Lately, I've been working on a project to control a model of a wind turbine. My goal is to control the mechanical torque that a DC generator applies to the rotor in order to change the rotation speed.
My current setup involves an Arduino that connects and disconnects various resistors via relays to vary the load on the DC generator, thereby changing the rotation speed. However, my problem is that I would like to have direct control over the load as an input, rather than indirectly through resistors.
As far as I know, the torque applied to the generator is linearly independent of the current load in a DC generator. I've been considering changing the configuration to have direct control over the current.
The idea is to use an NPN transistor and short-circuit the DC generator between the collector and emitter. Then, I would control how much current passes between the collector and emitter by controlling the base current of the transistor. This would essentially keep the potential of the base constant and change the resistance to alter the base current and therefore the current passing through the other circuit.
This way, I could have direct control over the torque of the system, which is my goal. Do you think this could be a good solution? What could be the potential issues?
To be clear, the torque is proportional to the current flow, in either a DC motor or generator. In the case of a generator with fixed resistance load, the current flow depends on both the generated voltage (the shaft rotational speed) and load resistance.
For informed advice, please post the details of your system.
The idea is to use an NPN transistor and short-circuit the DC generator between the collector and emitter.
A variable resistance load is possible, but not simple to implement for high currents because of the heat dissipated.
It sounds like it should work, with the power dissipation caveat that @jremington mentioned. It would be a fun reason to explore oil cooled heatsinks
I'd use a MOSFET though: easier to control since there's a linear relationship between Ids and Vgs in the region below saturation. If you use a bipolar NPN transistor, you'd want to have a small emitter resistor (which will also dissipate power!) to provide feedback and linearize the behavior.
So if I understand this correctly, you're basically turning a wind turbine into a fan, by using the generator as DC motor (or even having a DC motor in its place).
The most common way of controlling the speed of a motor is by PWM and a MOSFET. Simple and very effective.
Is this a dynamometer. setup? How much power are we talking about? You can also control the load the generator applies by varying the field and dump the current into a heavl load resistor etc. It would be very similar to your car alternator system and by adjusting the field you switch a considerable lower amount of energy. Posting a schematic would help us help you.
Hi,
sorry for the late response. Yes, this is for a university project. I'm dealing with a wind turbine powered by the wind, and I need to use a DC motor as a generator. Currently, the setup involves some resistances directly connected to the generator, controlled by an Arduino through MOSFETs to change the resistance and adjust the load on the turbine.

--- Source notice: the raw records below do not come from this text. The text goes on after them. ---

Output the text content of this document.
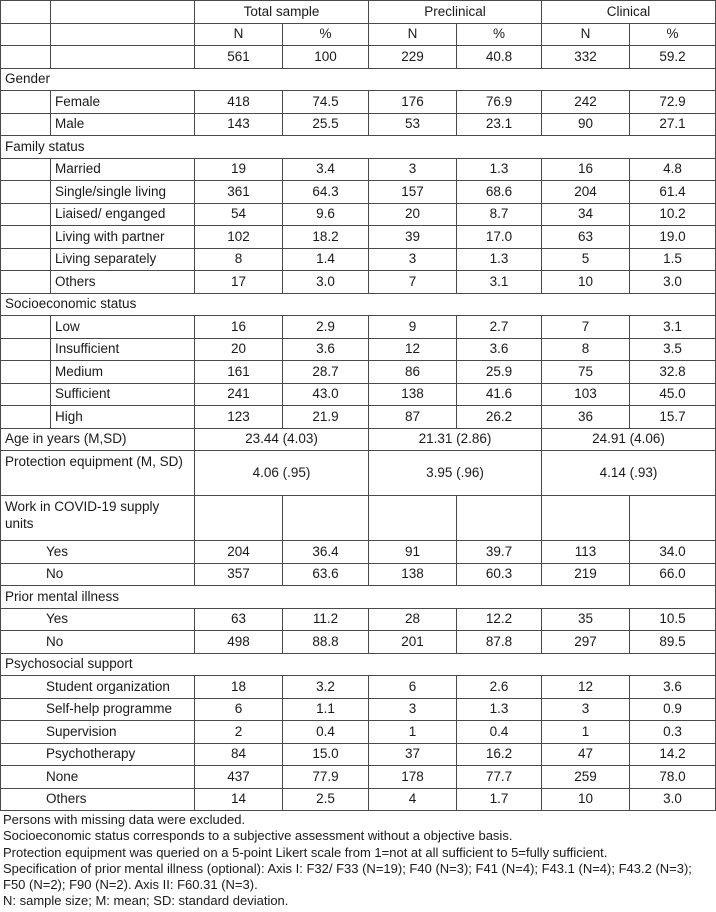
		Total sample		Preclinical		Clinical	
		N	%	N	%	N	%
		561	100	229	40.8	332	59.2
Gender							
	Female	418	74.5	176	76.9	242	72.9
	Male	143	25.5	53	23.1	90	27.1
Family status							
	Married	19	3.4	3	1.3	16	4.8
	Single/single living	361	64.3	157	68.6	204	61.4
	Liaised/ enganged	54	9.6	20	8.7	34	10.2
	Living with partner	102	18.2	39	17.0	63	19.0
	Living separately	8	1.4	3	1.3	5	1.5
	Others	17	3.0	7	3.1	10	3.0
Socioeconomic status							
	Low	16	2.9	9	2.7	7	3.1
	Insufficient	20	3.6	12	3.6	8	3.5
	Medium	161	28.7	86	25.9	75	32.8
	Sufficient	241	43.0	138	41.6	103	45.0
	High	123	21.9	87	26.2	36	15.7
Age in years (M,SD)		23.44 (4.03)		21.31 (2.86)		24.91 (4.06)	
Protection equipment (M, SD)		4.06 (.95)		3.95 (.96)		4.14 (.93)	
Work in COVID-19 supply units							
Yes		204	36.4	91	39.7	113	34.0
No		357	63.6	138	60.3	219	66.0
Prior mental illness							
Yes		63	11.2	28	12.2	35	10.5
No		498	88.8	201	87.8	297	89.5
Psychosocial support							
Student organization		18	3.2	6	2.6	12	3.6
Self-help programme		6	1.1	3	1.3	3	0.9
Supervision		2	0.4	1	0.4	1	0.3
Psychotherapy		84	15.0	37	16.2	47	14.2
None		437	77.9	178	77.7	259	78.0
Others		14	2.5	4	1.7	10	3.0
Persons with missing data were excluded.
Socioeconomic status corresponds to a subjective assessment without a objective basis.
Protection equipment was queried on a 5-point Likert scale from 1=not at all sufficient to 5=fully sufficient.
Specification of prior mental illness (optional): Axis I: F32/ F33 (N=19); F40 (N=3); F41 (N=4); F43.1 (N=4); F43.2 (N=3); F50 (N=2); F90 (N=2). Axis II: F60.31 (N=3).
N: sample size; M: mean; SD: standard deviation.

Now, the issue arises because I've measured the voltage of the generator and the rotational speed, and I've found that the induced voltage is linearly proportional to the rotational speed (V = k_v * omega). However, I've noticed that when varying the current, both the rotational speed and voltage depend on the current passing through (so I have something like: V = k_v(I) * omega).
At this point, I'm considering bypassing this setup by directly imposing the current. How can I achieve this? One idea I have is to short-circuit the generator and use a transistor instead. This way, I can control the base current and consequently the collector current. I'll include some schematics. I have some experience in coding, having worked with Arduino and Raspberry Pi for about a year. It's not a coding issue but rather an electronics one.

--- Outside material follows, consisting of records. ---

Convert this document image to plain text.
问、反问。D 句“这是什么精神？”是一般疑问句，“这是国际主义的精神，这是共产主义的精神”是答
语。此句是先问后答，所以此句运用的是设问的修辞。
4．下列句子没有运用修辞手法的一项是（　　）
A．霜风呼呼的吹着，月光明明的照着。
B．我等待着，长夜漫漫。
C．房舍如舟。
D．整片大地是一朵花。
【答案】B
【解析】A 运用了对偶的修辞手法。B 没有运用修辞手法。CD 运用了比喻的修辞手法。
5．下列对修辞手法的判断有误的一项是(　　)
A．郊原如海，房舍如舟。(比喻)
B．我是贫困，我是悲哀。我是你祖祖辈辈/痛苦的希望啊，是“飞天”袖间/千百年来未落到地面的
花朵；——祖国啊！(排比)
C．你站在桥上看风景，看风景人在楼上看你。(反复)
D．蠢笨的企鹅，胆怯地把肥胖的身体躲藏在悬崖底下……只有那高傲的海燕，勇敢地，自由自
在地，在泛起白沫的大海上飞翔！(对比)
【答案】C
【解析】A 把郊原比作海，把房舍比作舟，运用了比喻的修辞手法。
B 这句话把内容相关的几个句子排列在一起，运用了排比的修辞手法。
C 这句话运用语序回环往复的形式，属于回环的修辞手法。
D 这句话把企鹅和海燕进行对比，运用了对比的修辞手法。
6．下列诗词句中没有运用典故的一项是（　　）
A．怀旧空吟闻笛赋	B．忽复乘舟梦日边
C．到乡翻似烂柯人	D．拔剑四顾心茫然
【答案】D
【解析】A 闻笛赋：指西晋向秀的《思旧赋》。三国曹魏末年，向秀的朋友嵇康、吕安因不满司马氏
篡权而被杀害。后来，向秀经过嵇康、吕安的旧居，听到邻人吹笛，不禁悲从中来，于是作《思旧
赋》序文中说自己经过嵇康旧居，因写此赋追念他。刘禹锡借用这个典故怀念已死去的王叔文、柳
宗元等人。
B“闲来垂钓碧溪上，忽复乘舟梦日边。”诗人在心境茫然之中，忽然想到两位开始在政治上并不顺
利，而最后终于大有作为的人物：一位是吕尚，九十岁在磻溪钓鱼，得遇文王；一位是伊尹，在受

I am shocked that the OP does not know that there is NO rotational component to torque. As soon as you add rotation, you now are dealing with "POWER". Your motor/generator converts the power from the rotating wind turbine to electrical power.
You build a (constant) current source as can be found in many places. Take care that the transistors and resistors can consume enough energy. Use heat sinks and fans for cooling. Possibly the driving wind can be routed through the heat sinks.

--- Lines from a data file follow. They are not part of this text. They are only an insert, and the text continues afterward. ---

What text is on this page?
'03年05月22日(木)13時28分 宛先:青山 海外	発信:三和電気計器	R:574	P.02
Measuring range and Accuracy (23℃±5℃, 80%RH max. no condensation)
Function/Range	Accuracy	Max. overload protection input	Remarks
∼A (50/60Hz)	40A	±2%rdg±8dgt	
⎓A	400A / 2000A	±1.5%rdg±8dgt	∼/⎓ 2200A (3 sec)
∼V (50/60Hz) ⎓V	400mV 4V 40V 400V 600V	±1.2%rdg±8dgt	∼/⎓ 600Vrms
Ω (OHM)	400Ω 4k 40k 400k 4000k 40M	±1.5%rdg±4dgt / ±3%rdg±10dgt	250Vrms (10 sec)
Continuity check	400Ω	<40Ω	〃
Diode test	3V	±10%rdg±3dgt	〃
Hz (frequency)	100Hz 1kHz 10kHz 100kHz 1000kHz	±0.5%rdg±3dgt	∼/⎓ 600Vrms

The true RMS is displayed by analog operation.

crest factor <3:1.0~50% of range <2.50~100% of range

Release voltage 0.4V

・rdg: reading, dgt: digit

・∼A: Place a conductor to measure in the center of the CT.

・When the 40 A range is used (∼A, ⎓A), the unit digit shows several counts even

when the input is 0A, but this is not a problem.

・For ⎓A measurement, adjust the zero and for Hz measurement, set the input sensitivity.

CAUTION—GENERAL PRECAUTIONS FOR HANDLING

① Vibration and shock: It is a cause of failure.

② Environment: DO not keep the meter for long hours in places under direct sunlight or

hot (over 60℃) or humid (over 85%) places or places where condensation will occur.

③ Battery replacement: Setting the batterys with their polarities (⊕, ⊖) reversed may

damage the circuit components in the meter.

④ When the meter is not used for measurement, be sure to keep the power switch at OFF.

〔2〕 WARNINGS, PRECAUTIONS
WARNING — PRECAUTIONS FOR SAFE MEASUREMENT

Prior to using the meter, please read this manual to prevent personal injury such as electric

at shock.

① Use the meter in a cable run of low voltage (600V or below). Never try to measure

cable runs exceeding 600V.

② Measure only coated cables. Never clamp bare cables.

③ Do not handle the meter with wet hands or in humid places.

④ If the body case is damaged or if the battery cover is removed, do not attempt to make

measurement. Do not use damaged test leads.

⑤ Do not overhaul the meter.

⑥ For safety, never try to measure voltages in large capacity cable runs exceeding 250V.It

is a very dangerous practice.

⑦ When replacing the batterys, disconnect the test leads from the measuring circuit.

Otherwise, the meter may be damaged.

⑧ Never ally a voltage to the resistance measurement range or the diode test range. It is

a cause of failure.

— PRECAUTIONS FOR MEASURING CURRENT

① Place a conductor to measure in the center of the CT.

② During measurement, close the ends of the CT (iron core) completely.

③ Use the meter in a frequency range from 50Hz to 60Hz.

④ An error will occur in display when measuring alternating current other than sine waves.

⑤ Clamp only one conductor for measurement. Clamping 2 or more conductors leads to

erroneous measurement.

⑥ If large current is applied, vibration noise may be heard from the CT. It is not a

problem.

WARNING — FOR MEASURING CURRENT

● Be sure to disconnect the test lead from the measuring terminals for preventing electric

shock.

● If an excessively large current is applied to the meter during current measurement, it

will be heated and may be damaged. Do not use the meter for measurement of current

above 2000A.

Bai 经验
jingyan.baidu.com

Sorry? Have you read what I want to do? I apologize for the misunderstanding. In my current setup, I adjust the rotational speed of the generator connected to the wind turbine by switching resistances connected to the motor. Now, I'm considering changing this setup to the one I posted earlier, where I would directly control the current using a transistor circuit. I want to know if this new setup could work for my purpose.
Thank you so much. The problem that I have is, can I impose a current that has to pass through the collector (in the generator circuit) by simply changing the base current of the transistor? I want to use the linear relationship I_c = beta * I_b. Are there any problems caused by the fact that the voltage generator changes over time?
I think the temperature will remain the same, since I have very low power (it is a small model). Now the problem comes with voltage. Is there something that doesn't depend on voltage? So that I can use my linear relation directly? Otherwise, I have to measure the voltage for each time step (which changes) and perform complex calculations to impose the correct Ib to achieve the desired Ic.
Ok. And by reducing the rotation of the generator, are you trying to reduce the power being generated? If so, the method used for over 100 years is to vary the magnetism of the field coils of the generator. Are you trying to do the equivalent with a generator with fixed magnets?